Like most community radios in Venezuela, Horizonte is organized so that each member of the radio station has a say in how it is run. “When there is a big issue that comes up, everyone gets together to talk about what needs to be done,” said Barillas.
Some of Radio Horizonte’s programs include meditation, sports, health, tourism, local history and stories for children. “If someone wants to start a program, all they have to do is show up and talk with the coordinators about their idea,” Barillas said.
“We want to spread culture with this radio,” Barillas continued. “We play our own music from Venezuela, not just popular mainstream music all the time.
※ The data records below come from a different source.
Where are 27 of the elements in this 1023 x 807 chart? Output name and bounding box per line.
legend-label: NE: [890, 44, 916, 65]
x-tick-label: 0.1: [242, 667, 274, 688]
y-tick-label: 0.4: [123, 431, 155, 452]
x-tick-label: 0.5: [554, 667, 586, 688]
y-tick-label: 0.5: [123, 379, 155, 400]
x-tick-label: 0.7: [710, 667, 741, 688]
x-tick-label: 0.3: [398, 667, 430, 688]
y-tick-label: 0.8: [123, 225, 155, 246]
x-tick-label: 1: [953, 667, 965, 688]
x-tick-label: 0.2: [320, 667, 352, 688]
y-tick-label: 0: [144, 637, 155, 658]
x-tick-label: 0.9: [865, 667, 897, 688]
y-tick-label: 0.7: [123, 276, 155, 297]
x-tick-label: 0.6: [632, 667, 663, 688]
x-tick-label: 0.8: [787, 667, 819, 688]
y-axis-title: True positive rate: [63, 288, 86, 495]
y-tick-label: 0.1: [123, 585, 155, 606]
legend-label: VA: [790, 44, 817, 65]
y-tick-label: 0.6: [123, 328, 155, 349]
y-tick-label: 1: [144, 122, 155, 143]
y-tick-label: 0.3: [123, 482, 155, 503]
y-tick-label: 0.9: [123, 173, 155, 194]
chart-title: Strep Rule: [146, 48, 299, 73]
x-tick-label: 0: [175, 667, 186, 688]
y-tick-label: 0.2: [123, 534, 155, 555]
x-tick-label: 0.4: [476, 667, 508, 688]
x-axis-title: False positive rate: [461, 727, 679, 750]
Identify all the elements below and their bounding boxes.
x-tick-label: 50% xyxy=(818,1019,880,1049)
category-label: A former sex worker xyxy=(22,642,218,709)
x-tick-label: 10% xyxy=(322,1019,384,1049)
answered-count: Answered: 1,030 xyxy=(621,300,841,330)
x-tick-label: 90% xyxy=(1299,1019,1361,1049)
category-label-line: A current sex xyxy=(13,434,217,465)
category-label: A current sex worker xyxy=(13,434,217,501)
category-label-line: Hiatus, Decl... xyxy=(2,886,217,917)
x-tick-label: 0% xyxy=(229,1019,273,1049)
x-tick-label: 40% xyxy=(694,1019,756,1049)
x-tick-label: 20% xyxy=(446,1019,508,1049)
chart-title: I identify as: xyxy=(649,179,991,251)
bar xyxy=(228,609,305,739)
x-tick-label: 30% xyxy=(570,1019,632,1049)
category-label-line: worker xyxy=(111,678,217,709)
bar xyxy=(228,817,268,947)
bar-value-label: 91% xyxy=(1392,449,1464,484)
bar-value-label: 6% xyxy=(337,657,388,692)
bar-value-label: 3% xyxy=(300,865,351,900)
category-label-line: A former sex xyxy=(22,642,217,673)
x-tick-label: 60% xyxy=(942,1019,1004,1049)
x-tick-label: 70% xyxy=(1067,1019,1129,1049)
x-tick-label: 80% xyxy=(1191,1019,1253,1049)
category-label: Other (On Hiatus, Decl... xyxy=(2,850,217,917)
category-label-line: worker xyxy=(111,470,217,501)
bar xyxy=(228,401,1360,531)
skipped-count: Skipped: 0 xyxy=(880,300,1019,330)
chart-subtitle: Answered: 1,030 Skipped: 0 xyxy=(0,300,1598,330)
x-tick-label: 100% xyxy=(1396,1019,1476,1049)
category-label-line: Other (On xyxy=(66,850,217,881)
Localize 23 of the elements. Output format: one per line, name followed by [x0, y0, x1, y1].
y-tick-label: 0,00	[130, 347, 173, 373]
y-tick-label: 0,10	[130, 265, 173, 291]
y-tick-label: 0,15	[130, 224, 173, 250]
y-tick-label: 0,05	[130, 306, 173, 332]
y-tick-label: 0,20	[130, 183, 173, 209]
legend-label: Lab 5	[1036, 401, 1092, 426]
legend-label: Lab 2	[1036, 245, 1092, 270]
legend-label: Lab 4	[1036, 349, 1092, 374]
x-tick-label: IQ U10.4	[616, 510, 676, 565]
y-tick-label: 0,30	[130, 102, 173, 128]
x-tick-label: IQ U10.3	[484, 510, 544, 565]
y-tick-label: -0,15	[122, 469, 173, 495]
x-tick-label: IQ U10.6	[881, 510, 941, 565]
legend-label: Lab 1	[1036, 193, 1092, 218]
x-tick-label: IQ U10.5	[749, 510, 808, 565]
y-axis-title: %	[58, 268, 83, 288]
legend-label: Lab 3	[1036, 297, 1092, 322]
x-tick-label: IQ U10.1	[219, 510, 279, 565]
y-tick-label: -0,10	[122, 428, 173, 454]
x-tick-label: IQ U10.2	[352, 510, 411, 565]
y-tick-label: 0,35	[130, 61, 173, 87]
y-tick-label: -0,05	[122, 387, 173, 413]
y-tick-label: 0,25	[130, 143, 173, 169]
In the future, we want to include even more voices from the community and become independent from the government and financially self-sufficient.” Radio Horizante, like many other community radios in Venezuela, receives roughly 25 percent of their financial support from the government.
Out of the five community radio broadcasters I spoke with, all of them were left-leaning and supportive of Chavez, and each were adamant that they can freely criticize the government without fear of losing funding.
A media law – called the Law for Responsibility in Radio and Television—that took effect in January has been criticized by media executives as a tool to punish media outlets and others who criticize the government. However, this law, like many media laws in other countries, regulates when violent and sexual content can be aired, seeks to prevent slander and aims to secure space for independent media. In 1999, the Chavez government legalized numerous radios which had previously been illegally “pirating” air time and guaranteed access to community media as a constitutional right.
Radio Zamorana was operating clandestinely until 2003, when it obtained a license to operate. They first used pirate radio with a homemade transmitter. “We went on air without permission,” Jorge Luis Hernandez, the general coordinator of the radio.
Zamorana is located in the center of Merida in a cultural center which has rooms for dance classes, art exhibits, a book store and library. The radio is regularly full of people coming and going, planning their programs, organizing disks and drinking coffee. Students from the city’s university help out with the radio’s technical work. The radio has programs on political opinion, local music and history, accident prevention, Venezuelan literature and regional geology.
“In order to start a new program, the person has to write a letter and explain their ideas and objectives for the project,” said Hernandez. “Our radio has a horizontal coordination. Everyone has the same power.
Many people in the neighborhood have come in to be a part of the radio, Hernandez said. “This is the voice of the voiceless, our door is always open.”